805 So. 2d 777, 2001 Ala. Crim. App. LEXIS 42, 2001 WL 306933
CourtCourt of Criminal Appeals of Alabama
DecidedMarch 30, 2001
DocketCR-99-2592
StatusPublished
Cited by3 cases

This text of 805 So. 2d 777 (Harris v. State) is published on Counsel Stack Legal Research, covering Court of Criminal Appeals of Alabama primary law. Counsel Stack provides free access to over 12 million legal documents including statutes, case law, regulations, and constitutions.

Bluebook
Harris v. State, 805 So. 2d 777, 2001 Ala. Crim. App. LEXIS 42, 2001 WL 306933 (Ala. Ct. App. 2001).

Opinions

COBB, Judge.

Joe Albert Harris was convicted of sodomy in the first degree, a violation of § 13A-6-63, Ala.Code 1975. Harris was sentenced to five years’ imprisonment and three years’ supervised probation. He was also ordered to pay $1,632 in restitution, $50 to the victim’s compensation fund, and court costs.
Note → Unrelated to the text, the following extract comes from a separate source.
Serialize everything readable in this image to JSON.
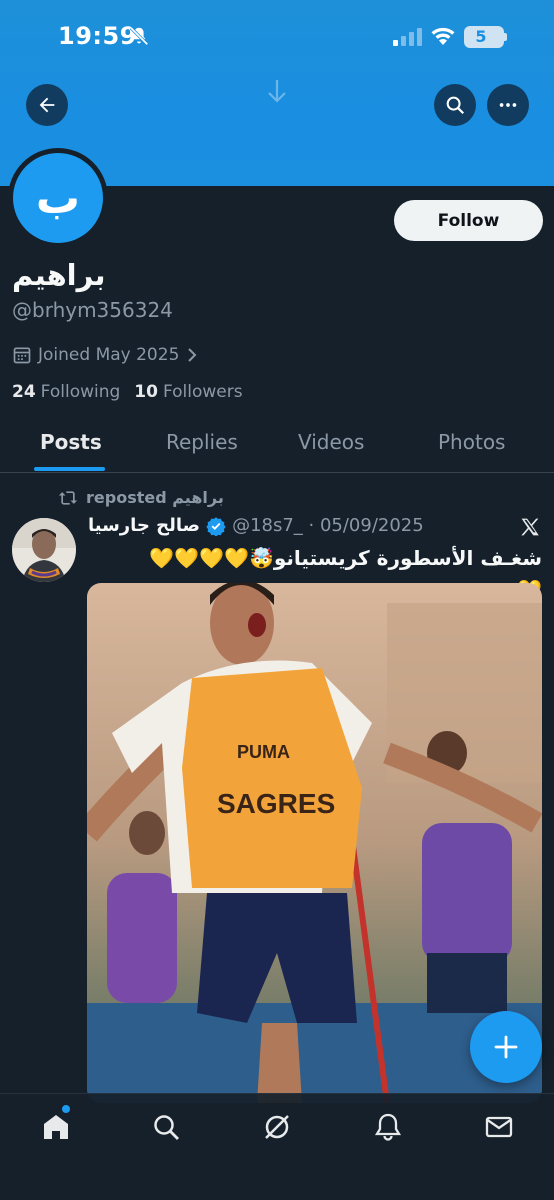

Harris raises six issues on appeal. Because our resolution of one issue requires that we remand with directions, we address only that issue.

Harris argues that the trial court erred in failing to administer an oath to the jury venire before the voir dire examination and again before trial. The clerk’s record reveals that the jury was sworn before the trial began. In an order dated June 29, 2000, the trial judge stated that the jury was “duly impaneled, sworn and charged by the Court.”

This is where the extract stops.